Jameson said no. He left. But hours later, Ian’s words still haunted him. You love to play. You love to win. And no matter what you win, you always need more.
Jameson stared out into the night. There was something about rooftops. It wasn’t just being high up or the way it felt to go right up to the edge. It was seeing everything but being alone.
“I don’t own this entire building, you know.” Avery spoke from somewhere behind him. “Pretty sure the roof belongs to someone else. We could be arrested for trespassing.”
“Says the girl who always manages to slip away before the police arrive,” Jameson pointed out, turning his head to see her step out of shadow.
“I have survival instincts.” Avery came to stand beside him at the roof’s edge. “You never learned to want to stay out of trouble.”
He’d never had to. He’d grown up with the world as his playground—with Hawthorne looks and the Hawthorne name and a grandfather richer than kings.
Jameson took a breath: night air into the lungs, night air out. “I met my father today.”
“You what?” Avery wasn’t an easy person to take off guard. Surprising her always felt like a win, and though Jameson would have denied it, he needed a win right now.
“Ian Johnstone-Jameson.” He let the name roll off his tongue. “Professional poker player. Black sheep of what appears to be an extremely wealthy family.”
“Appears to be?” Avery repeated. “You haven’t searched the name?”
Jameson caught her gaze. “I don’t want you to, either, Heiress.” He let the rooftop go silent.
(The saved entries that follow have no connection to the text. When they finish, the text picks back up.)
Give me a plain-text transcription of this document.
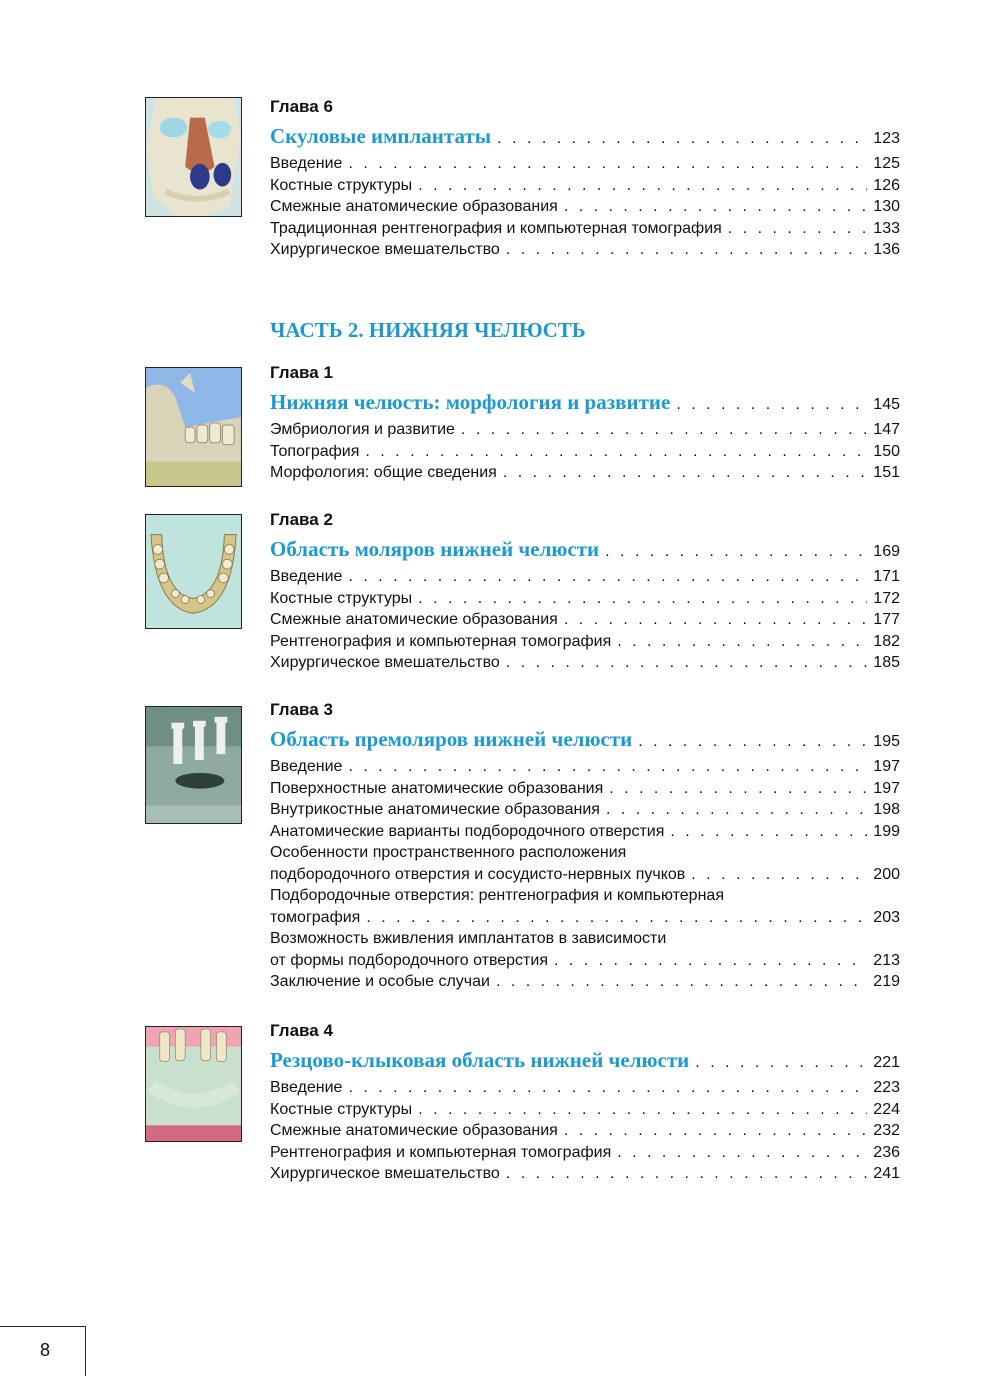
Глава 6
Скуловые имплантаты . . .	123
Введение . . .	125
Костные структуры . . .	126
Смежные анатомические образования . . .	130
Традиционная рентгенография и компьютерная томография . . .	133
Хирургическое вмешательство . . .	136
ЧАСТЬ 2. НИЖНЯЯ ЧЕЛЮСТЬ
Глава 1
Нижняя челюсть: морфология и развитие . . .	145
Эмбриология и развитие . . .	147
Топография . . .	150
Морфология: общие сведения . . .	151
Глава 2
Область моляров нижней челюсти . . .	169
Введение . . .	171
Костные структуры . . .	172
Смежные анатомические образования . . .	177
Рентгенография и компьютерная томография . . .	182
Хирургическое вмешательство . . .	185
Глава 3
Область премоляров нижней челюсти . . .	195
Введение . . .	197
Поверхностные анатомические образования . . .	197
Внутрикостные анатомические образования . . .	198
Анатомические варианты подбородочного отверстия . . .	199
Особенности пространственного расположения
подбородочного отверстия и сосудисто-нервных пучков . . .	200
Подбородочные отверстия: рентгенография и компьютерная
томография . . .	203
Возможность вживления имплантатов в зависимости
от формы подбородочного отверстия . . .	213
Заключение и особые случаи . . .	219
Глава 4
Резцово-клыковая область нижней челюсти . . .	221
Введение . . .	223
Костные структуры . . .	224
Смежные анатомические образования . . .	232
Рентгенография и компьютерная томография . . .	236
Хирургическое вмешательство . . .	241
8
And then, because it was her, he said the words he’d thought far too many times since Ian had asked for that favor. “Nothing matters unless you let it.”
“I remember that boy,” Avery said quietly. “Shirtless in the solarium, drunk on bourbon after we saw the Red Will, determined that nothing would hurt him.” She let that penetrate his shields, then continued: “You were angry because we had to ask Skye about your middle names. About your fathers.”
“In retrospect,” Jameson quipped, “I’m impressed Skye didn’t give away the game right then.” They’d asked about middle names—not first.
“Your father mattered to you then.” Avery didn’t pull her punches. Ever. “He matters now. That’s why you’re up here.”
Jameson swallowed. “I told myself after Gray met his asshole father that I never wanted to meet mine.”
He’d known his father’s last name was Jameson, but he hadn’t looked. He hadn’t even let himself wonder—until that card.
Jameson looked up. Not a star in the sky. “He hasn’t had you kidnapped yet or killed anyone so that’s a plus.” Grayson’s father had set the bar low. Making light of that let Jameson really answer Avery’s question. “He wants something from me.”
“Screw him,” Avery said fiercely. “He doesn’t get to ask you for anything.”
“Exactly.”
“But…”
“What makes you think there’s a but?” Jameson retorted.
“This.” Avery let her fingertips brush his face just above his jawline. Her other hand went, feather-light, to his brow. “And this.”
Jameson swallowed. “I don’t owe him anything. And I don’t care what he thinks of me. But…” She was right. Of course she was. “I can’t stop thinking about what he said.”
Jameson stepped back from the edge of the roof, and when Avery did the same, he bent to murmur in her ear. “There’s an establishment in London whose name is never spoken.…”
Jameson told her everything, and the more he said, the faster the words came, the more his body buzzed with the rush of adrenaline pumping through his veins. Because Ian Johnstone-Jameson had been right.
He liked to play. He liked to win. And now, more than ever, he needed something.
“You want to say yes.” Avery read him like a book.
“I said no.”
“You didn’t mean it.”
This didn’t have to be about what Ian Johnstone-Jameson deserved. This didn’t have to be about him at all. “The Devil’s Mercy.” Jameson felt a thrill just saying the name. A centuries-old secret. An underground gambling house. Money and power and games with stakes.
“You’re going to do it, aren’t you?” Avery asked.
Jameson opened his eyes, stared into hers, then lit the fuse. “No, Heiress. We are.”